Methodology: First to codify the hierarchy: (1) Qurʾān, (2) Sunnah (single-chain ahādīth aḥād counts), (3) ijmāʿ, (4) qiyās. Stricter on hadith isnād than Mālik or Abū Ḥanīfah.

Key students: al-Buwayṭī, al-Muzanī, ar-Rabīʿ. Imām Aḥmad was also his student before founding his own school.

Hanbali

Imām Aḥmad ibn Ḥanbal

أَحْمَدُ بْنُ حَنْبَلٍ

780 CE / 164 AH (Baghdād) — 855 CE / 241 AH (Baghdād)

Today: Today dominant in: Saudi Arabia, Qatar, parts of Syria, parts of Iraq, parts of the Palestinian territories

First and foremost a hadith master — his Musnad contains around 30,000 ahādīth. Spent 30 months in the Miḥnah inquisition prison for refusing to accept the Muʿtazilī doctrine ("the Qurʾān is created"). Despite torture, he stood by the Sunnah. He became the "Imām of Ahl as-Sunnah" for many because of it.

Methodology: Heavy reliance on Qurʾān + Sunnah, including weak ahādīth above qiyās. Less qiyās than other schools. Considers ṣaḥābah fatwās binding when no direct evidence is available.

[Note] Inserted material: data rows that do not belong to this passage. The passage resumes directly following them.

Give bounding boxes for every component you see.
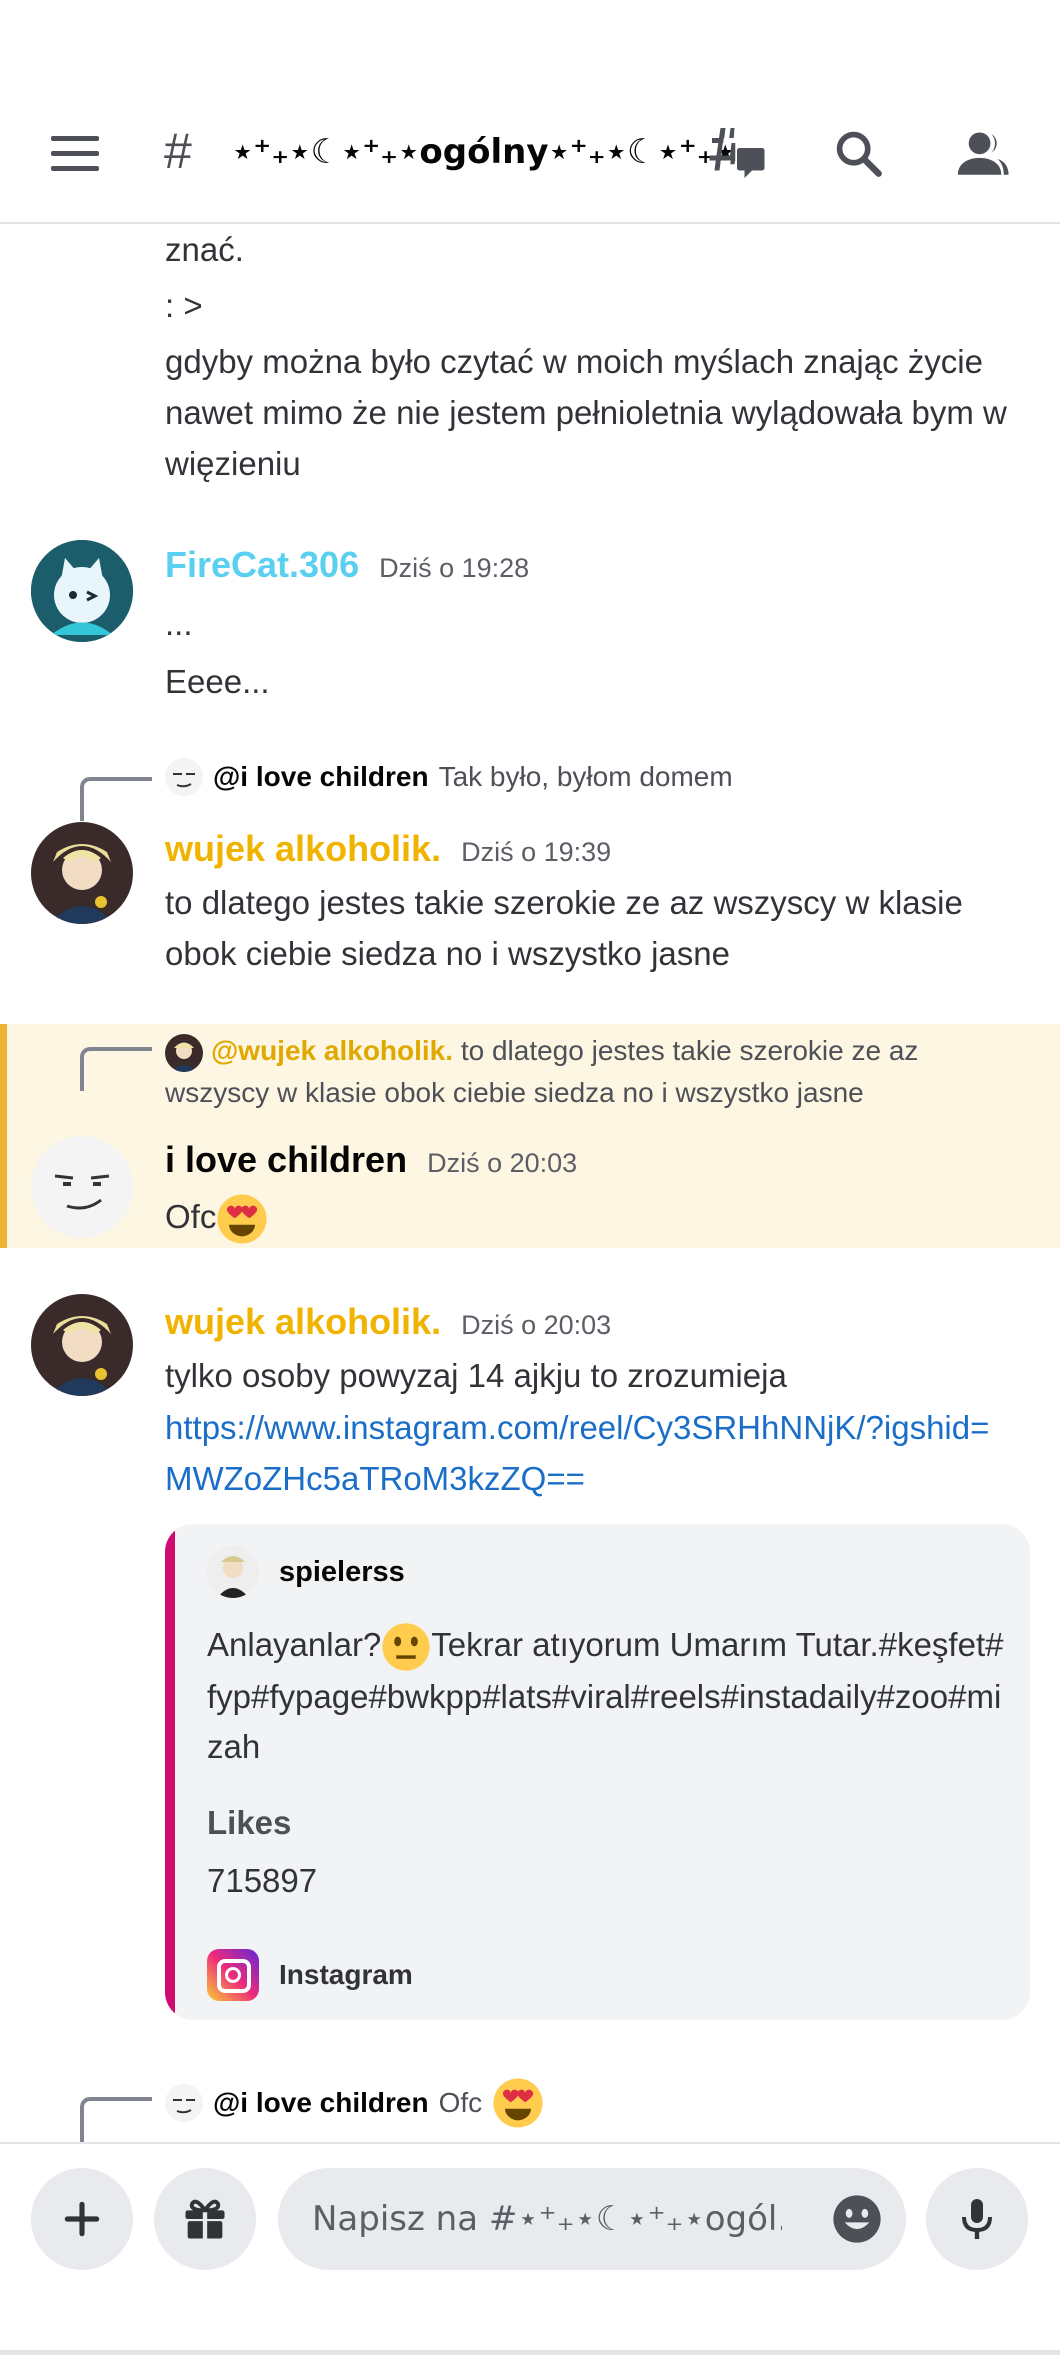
message-header: wujek alkoholik. Dziś o 20:03 bbox=[165, 1301, 611, 1343]
message-text: tylko osoby powyzaj 14 ajkju to zrozumie… bbox=[165, 1357, 787, 1394]
channel-name[interactable]: ⋆⁺₊⋆☾⋆⁺₊⋆ogólny⋆⁺₊⋆☾⋆⁺₊⋆ bbox=[232, 132, 736, 172]
embed-author[interactable]: spielerss bbox=[207, 1546, 405, 1598]
reply-text: Tak było, byłom domem bbox=[438, 761, 733, 792]
search-icon bbox=[836, 131, 882, 177]
link-embed[interactable]: spielerss Anlayanlar? Tekrar atıyorum Uma… bbox=[165, 1524, 1030, 2020]
members-icon bbox=[957, 132, 1009, 175]
embed-field-name: Likes bbox=[207, 1804, 292, 1841]
embed-footer-text: Instagram bbox=[279, 1959, 413, 1990]
hamburger-icon bbox=[51, 131, 99, 176]
microphone-icon bbox=[962, 2199, 992, 2239]
attach-button[interactable] bbox=[31, 2168, 133, 2270]
embed-description-part: Anlayanlar? bbox=[207, 1626, 382, 1663]
message-header: i love children Dziś o 20:03 bbox=[165, 1139, 577, 1181]
reply-reference[interactable]: @wujek alkoholik. to dlatego jestes taki… bbox=[165, 1030, 1025, 1114]
timestamp: Dziś o 20:03 bbox=[427, 1148, 578, 1178]
instagram-icon bbox=[207, 1949, 259, 2001]
menu-button[interactable] bbox=[40, 118, 110, 188]
reply-author: @wujek alkoholik. bbox=[211, 1035, 454, 1066]
reply-avatar bbox=[165, 2084, 203, 2122]
embed-footer: Instagram bbox=[207, 1949, 413, 2001]
channel-header: # ⋆⁺₊⋆☾⋆⁺₊⋆ogólny⋆⁺₊⋆☾⋆⁺₊⋆ bbox=[0, 0, 1060, 224]
message-input[interactable] bbox=[312, 2168, 782, 2270]
avatar-firecat[interactable] bbox=[31, 540, 133, 642]
message-header: FireCat.306 Dziś o 19:28 bbox=[165, 544, 529, 586]
message-text: : > bbox=[165, 287, 203, 324]
reply-text: Ofc bbox=[438, 2087, 483, 2118]
threads-button[interactable] bbox=[702, 118, 772, 188]
message-text: to dlatego jestes takie szerokie ze az w… bbox=[165, 884, 963, 972]
reply-avatar bbox=[165, 758, 203, 796]
heart-eyes-emoji-icon bbox=[217, 1194, 267, 1244]
bottom-divider bbox=[0, 2350, 1060, 2355]
reply-reference[interactable]: @i love children Tak było, byłom domem bbox=[165, 758, 733, 796]
timestamp: Dziś o 19:28 bbox=[379, 553, 530, 583]
avatar-wujek[interactable] bbox=[31, 822, 133, 924]
reply-reference[interactable]: @i love children Ofc bbox=[165, 2077, 544, 2129]
plus-icon bbox=[64, 2201, 100, 2237]
message-link[interactable]: https://www.instagram.com/reel/Cy3SRHhNN… bbox=[165, 1402, 1045, 1453]
channel-hash-icon: # bbox=[164, 123, 192, 179]
message-text: Ofc bbox=[165, 1191, 1025, 1245]
reply-text: wszyscy w klasie obok ciebie siedza no i… bbox=[165, 1077, 864, 1108]
emoji-icon[interactable] bbox=[830, 2192, 884, 2246]
author-name[interactable]: wujek alkoholik. bbox=[165, 1301, 441, 1343]
avatar-wujek[interactable] bbox=[31, 1294, 133, 1396]
search-button[interactable] bbox=[823, 118, 893, 188]
embed-author-avatar bbox=[207, 1546, 259, 1598]
timestamp: Dziś o 20:03 bbox=[461, 1310, 612, 1340]
embed-field-value: 715897 bbox=[207, 1862, 318, 1899]
message-text-content: Ofc bbox=[165, 1198, 217, 1235]
reply-connector bbox=[80, 777, 152, 821]
reply-avatar bbox=[165, 1033, 203, 1072]
message-text: znać. bbox=[165, 231, 244, 268]
message-header: wujek alkoholik. Dziś o 19:39 bbox=[165, 828, 611, 870]
message-link[interactable]: MWZoZHc5aTRoM3kzZQ== bbox=[165, 1453, 1025, 1504]
timestamp: Dziś o 19:39 bbox=[461, 837, 612, 867]
embed-accent-bar bbox=[165, 1524, 175, 2020]
author-name[interactable]: wujek alkoholik. bbox=[165, 828, 441, 870]
gift-icon bbox=[185, 2199, 225, 2239]
members-button[interactable] bbox=[947, 118, 1017, 188]
message-text: ... bbox=[165, 605, 193, 642]
embed-author-name: spielerss bbox=[279, 1555, 405, 1588]
gift-button[interactable] bbox=[154, 2168, 256, 2270]
author-name[interactable]: i love children bbox=[165, 1139, 407, 1181]
message-input-container[interactable] bbox=[278, 2168, 906, 2270]
threads-icon bbox=[709, 128, 765, 178]
avatar-ilovechildren[interactable] bbox=[31, 1136, 133, 1238]
message-list[interactable]: znać. : > gdyby można było czytać w moic… bbox=[0, 224, 1060, 2142]
message-text: Eeee... bbox=[165, 663, 270, 700]
reply-connector bbox=[80, 1047, 152, 1091]
neutral-face-emoji-icon bbox=[382, 1623, 430, 1671]
reply-author: @i love children bbox=[213, 761, 429, 792]
message-text: gdyby można było czytać w moich myślach … bbox=[165, 343, 1007, 482]
voice-button[interactable] bbox=[926, 2168, 1028, 2270]
embed-description: Anlayanlar? Tekrar atıyorum Umarım Tutar.… bbox=[207, 1620, 1007, 1772]
reply-text: to dlatego jestes takie szerokie ze az bbox=[460, 1035, 919, 1066]
reply-connector bbox=[80, 2097, 152, 2142]
reply-author: @i love children bbox=[213, 2087, 429, 2118]
author-name[interactable]: FireCat.306 bbox=[165, 544, 359, 586]
heart-eyes-emoji-icon bbox=[493, 2078, 543, 2128]
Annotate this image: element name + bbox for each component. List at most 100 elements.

Key students: His son ʿAbdullāh, al-Marwazī, al-Khallāl. Later giants of the school: Ibn Qudāmah (al-Mughnī), Ibn Taymiyyah, Ibn al-Qayyim.

Which one suits you?

Follow your local mosque — or not?

For most Muslims: follow the fatwās of trusted scholars in your area. For systematic depth: committing to a single madhab prevents cherry-picking.